Breast reconstruction is the rebuilding of a breast, usually in women. It involves using autologous tissue or prosthetic material to construct a natural-looking breast. Often this includes the reformation of a natural-looking areola and nipple. This procedure involves the use of implants or tissue taken from other parts of the woman's body.
Generally, the aesthetic appearance is acceptable to the woman, but the reconstructed area is commonly completely numb afterwards, which results in loss of sexual function as well as the ability to perceive pain caused by burns and other injuries.
The primary part of the procedure can often be carried out immediately following the mastectomy. As with many other surgeries, patients with significant medical comorbidities (high blood pressure, obesity, diabetes) and smokers are higher-risk candidates. Surgeons may choose to perform delayed reconstruction to decrease this risk. There is little evidence available from randomised studies to favour immediate or delayed reconstruction. The infection rate may be higher with primary reconstruction (done at the same time as mastectomy), but there are psychologic and financial benefits to having a single primary reconstruction. Patients expected to receive radiation therapy as part of their adjuvant treatment are also commonly considered for delayed autologous reconstruction due to significantly higher complication rates with tissue expander-implant techniques in those patients. Waiting for six months to a year following may decrease the risk of complications, but this risk will always be higher in patients who have received radiation therapy.

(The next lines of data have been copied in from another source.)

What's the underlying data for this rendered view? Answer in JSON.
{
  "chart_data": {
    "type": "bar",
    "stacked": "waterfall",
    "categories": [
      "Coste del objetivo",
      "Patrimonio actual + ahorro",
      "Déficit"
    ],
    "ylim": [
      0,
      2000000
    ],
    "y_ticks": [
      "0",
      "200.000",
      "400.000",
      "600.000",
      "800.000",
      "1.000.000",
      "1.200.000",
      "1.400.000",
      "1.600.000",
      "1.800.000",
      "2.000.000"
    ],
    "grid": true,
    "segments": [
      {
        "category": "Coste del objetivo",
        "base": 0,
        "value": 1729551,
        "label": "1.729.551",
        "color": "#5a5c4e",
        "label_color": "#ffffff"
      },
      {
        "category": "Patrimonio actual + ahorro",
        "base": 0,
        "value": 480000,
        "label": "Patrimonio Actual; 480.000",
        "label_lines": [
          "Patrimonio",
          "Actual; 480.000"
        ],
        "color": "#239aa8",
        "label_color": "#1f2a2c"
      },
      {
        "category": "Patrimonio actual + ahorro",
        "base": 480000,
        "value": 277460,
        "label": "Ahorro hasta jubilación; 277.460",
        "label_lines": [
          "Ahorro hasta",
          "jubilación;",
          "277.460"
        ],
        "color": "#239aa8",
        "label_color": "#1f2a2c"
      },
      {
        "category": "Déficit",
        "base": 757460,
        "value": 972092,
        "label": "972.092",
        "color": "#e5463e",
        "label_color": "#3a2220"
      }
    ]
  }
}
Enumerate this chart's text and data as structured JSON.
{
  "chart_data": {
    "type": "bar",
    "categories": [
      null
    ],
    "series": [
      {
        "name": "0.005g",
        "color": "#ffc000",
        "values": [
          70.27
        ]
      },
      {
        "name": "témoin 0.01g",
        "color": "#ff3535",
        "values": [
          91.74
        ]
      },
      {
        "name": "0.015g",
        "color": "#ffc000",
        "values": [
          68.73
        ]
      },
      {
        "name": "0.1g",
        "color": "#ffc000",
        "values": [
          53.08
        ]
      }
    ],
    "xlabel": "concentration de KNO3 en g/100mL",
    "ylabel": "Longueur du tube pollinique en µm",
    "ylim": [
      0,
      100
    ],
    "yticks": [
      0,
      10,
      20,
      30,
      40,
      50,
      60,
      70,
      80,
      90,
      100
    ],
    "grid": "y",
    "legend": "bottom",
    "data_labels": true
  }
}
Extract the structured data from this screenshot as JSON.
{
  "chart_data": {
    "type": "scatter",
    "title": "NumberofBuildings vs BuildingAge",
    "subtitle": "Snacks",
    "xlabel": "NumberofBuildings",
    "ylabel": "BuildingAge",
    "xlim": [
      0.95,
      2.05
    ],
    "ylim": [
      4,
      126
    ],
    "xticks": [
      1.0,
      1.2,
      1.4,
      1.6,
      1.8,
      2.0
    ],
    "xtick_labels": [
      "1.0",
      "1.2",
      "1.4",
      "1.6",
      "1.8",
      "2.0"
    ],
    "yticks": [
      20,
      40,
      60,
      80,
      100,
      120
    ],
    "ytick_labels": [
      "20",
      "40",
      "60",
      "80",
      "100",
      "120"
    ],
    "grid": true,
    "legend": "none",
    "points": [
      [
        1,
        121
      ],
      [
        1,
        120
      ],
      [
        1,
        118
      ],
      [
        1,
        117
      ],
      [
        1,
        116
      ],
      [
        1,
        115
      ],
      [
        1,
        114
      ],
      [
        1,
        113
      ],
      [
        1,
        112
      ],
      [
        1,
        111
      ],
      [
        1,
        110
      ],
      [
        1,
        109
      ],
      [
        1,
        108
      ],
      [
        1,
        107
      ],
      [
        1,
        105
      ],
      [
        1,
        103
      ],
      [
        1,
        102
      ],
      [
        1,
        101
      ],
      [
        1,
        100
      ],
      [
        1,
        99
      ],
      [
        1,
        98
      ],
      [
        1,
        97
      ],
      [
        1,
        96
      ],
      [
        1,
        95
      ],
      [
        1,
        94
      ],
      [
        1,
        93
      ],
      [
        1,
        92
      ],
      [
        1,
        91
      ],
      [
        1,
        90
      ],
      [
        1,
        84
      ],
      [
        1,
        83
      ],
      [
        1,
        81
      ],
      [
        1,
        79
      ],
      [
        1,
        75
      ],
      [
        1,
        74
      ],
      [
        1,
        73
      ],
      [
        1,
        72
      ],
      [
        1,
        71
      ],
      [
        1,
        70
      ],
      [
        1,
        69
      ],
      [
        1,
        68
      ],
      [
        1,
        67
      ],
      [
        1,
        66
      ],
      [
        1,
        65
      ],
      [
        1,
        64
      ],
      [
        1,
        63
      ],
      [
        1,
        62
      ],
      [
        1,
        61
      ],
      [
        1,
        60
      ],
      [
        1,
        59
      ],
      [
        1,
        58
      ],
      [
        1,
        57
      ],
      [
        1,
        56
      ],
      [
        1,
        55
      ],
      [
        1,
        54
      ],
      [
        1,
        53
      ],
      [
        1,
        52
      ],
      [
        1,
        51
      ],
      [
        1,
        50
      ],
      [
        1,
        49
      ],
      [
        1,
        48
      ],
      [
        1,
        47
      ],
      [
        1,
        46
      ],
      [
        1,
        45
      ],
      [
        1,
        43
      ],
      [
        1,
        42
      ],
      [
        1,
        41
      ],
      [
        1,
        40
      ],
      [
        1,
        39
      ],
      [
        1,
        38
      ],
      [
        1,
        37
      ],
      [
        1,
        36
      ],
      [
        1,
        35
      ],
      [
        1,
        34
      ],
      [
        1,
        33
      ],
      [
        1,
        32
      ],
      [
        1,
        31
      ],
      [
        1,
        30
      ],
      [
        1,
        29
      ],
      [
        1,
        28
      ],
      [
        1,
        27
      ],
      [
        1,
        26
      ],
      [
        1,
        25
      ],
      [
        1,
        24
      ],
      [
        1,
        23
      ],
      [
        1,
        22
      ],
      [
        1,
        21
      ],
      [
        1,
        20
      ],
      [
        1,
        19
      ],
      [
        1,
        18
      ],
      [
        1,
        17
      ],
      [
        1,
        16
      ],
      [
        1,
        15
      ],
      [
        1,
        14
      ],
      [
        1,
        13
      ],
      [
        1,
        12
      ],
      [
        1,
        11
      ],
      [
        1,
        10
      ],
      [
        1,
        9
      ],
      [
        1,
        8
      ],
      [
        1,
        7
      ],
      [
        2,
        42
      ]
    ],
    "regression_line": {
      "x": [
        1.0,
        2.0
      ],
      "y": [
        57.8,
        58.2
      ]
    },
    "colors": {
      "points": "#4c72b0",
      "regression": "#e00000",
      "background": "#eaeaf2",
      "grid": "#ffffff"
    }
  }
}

Delayed breast reconstruction is considered more challenging than immediate reconstruction. Frequently not just breast volume, but also skin surface area needs to be restored. Many patients undergoing delayed breast reconstruction have been previously treated with radiation or have had a reconstruction failure with immediate breast reconstruction. In nearly all cases of delayed breast reconstruction tissue must be borrowed from another part of the body to make the new breast.
Breast reconstruction is a large undertaking that usually takes multiple operations. Sometimes these follow-up surgeries are spread out over weeks or months. If an implant is used, the individual runs the same risks and complications as those who use them for breast augmentation but has higher rates of capsular contracture (tightening or hardening of the scar tissue around the implant) and revisional surgeries.
There are many methods for breast reconstruction. The two most common are:
A Cochrane review published in 2016 concluded that implants for use in breast reconstructive surgery have not been adequately studied in good quality clinical trials. "These days - even after a few million women have had breasts reconstructed - surgeons cannot inform women about the risks and complications of different implant-based breast reconstructive options on the basis of results derived from Randomized Controlled Trials.
To restore the appearance of the breast with surgical reconstruction, there are a few options regarding the nipple and areola.
The typical outcome of breast reduction surgery is a breast mound with a pleasing aesthetic shape, with a texture similar to a natural breast, but which feels completely or mostly numb for the woman herself.This loss of sensation, called somatosensory loss or the inability to perceive touch, heat, cold, and pain, sometimes results in women burning themselves or injuring themselves without noticing, or not noticing that their clothing has shifted to expose their breasts. "I can't even feel it when my kids hug me," said one mother, who had nipple-sparing breast reconstruction after a bilateral mastectomy. The loss of sensation has long-term medical consequences, because it makes the affected women unable to feel itchy rashes, infected sores, cuts, bruises, or situations that risk sunburns or frostbite on the affected areas.
More than half of women treated for breast cancer develop upper quarter dysfunction, including limits on how well they can move, pain in the breast, shoulder or arm, lymphedema, loss of sensation, and impaired strength. The risk of dysfunction is higher among women who have breast reconstruction surgery. One in three have complications, one in five need further surgery and the procedure fails in 5%.
Some methods have specific side effects. The transverse rectus abdominis myocutaneous (TRAM) flap method results in weakness and loss of flexibility in the abdominal wall. Reconstruction with implants have a higher risk of long-term pain.
Outcomes-based research on quality of life improvements and psychosocial benefits associated with breast reconstruction served as the stimulus in the United States for the 1998 Women's Health and Cancer Rights Act, which mandated that health care payer cover breast and nipple reconstruction, contralateral procedures to achieve symmetry, and treatment for the sequelae of mastectomy. This was followed in 2001 by additional legislation imposing penalties on noncompliant insurers. Similar provisions for coverage exist in most countries worldwide through national health care programs.